Crítica: ‘Big Little Lies’ retorna com mais (e ainda mais) de seu sofrimento requintado e sofisticado

Big Little Lies nunca deveria ter uma segunda temporada e, como muitos apontaram, o retorno ocasionalmente fascinante do drama não teve o foco de sua primeira apresentação estelar. Bonnie é a maior vítima dessa discórdia - ela passa a última temporada miserável e lutando para reconciliar seu papel na morte de Perry.

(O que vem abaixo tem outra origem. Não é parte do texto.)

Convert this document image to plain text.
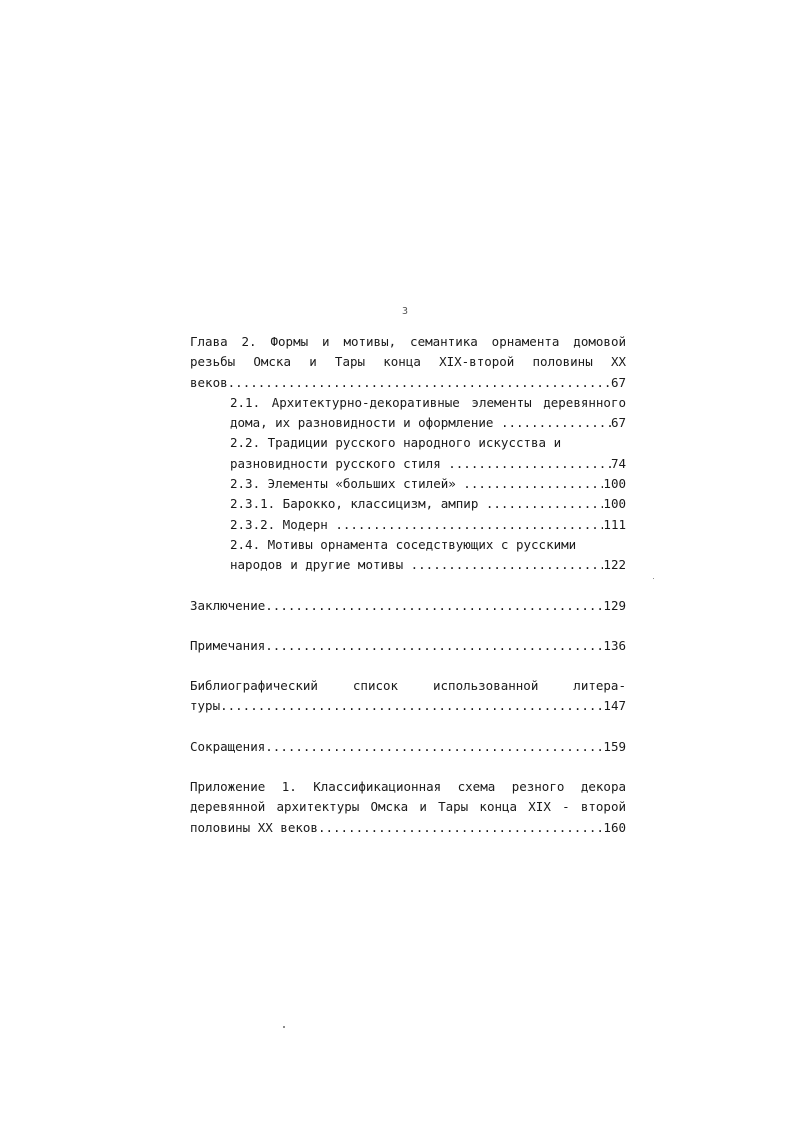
3
Глава 2. Формы и мотивы, семантика орнамента домовой
резьбы Омска и Тары конца XIX-второй половины XX
веков .....	67
2.1. Архитектурно-декоративные элементы деревянного
дома, их разновидности и оформление .....	67
2.2. Традиции русского народного искусства и
разновидности русского стиля .....	74
2.3. Элементы «больших стилей» .....	100
2.3.1. Барокко, классицизм, ампир .....	100
2.3.2. Модерн .....	111
2.4. Мотивы орнамента соседствующих с русскими
народов и другие мотивы .....	122
Заключение .....	129
Примечания .....	136
Библиографический список использованной литера-
туры .....	147
Сокращения .....	159
Приложение 1. Классификационная схема резного декора
деревянной архитектуры Омска и Тары конца XIX - второй
половины XX веков .....	160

A chegada repentina de sua mãe (com quem o marido de Bonnie contata por preocupação) apenas aumenta sua dor. A manipulação aleatória da história de Bonnie pelo programa é um exemplo do que pode acontecer quando os programas de TV tratam a raça como uma reflexão tardia, em oposição a uma parte inerente e inextricável da experiência de um personagem.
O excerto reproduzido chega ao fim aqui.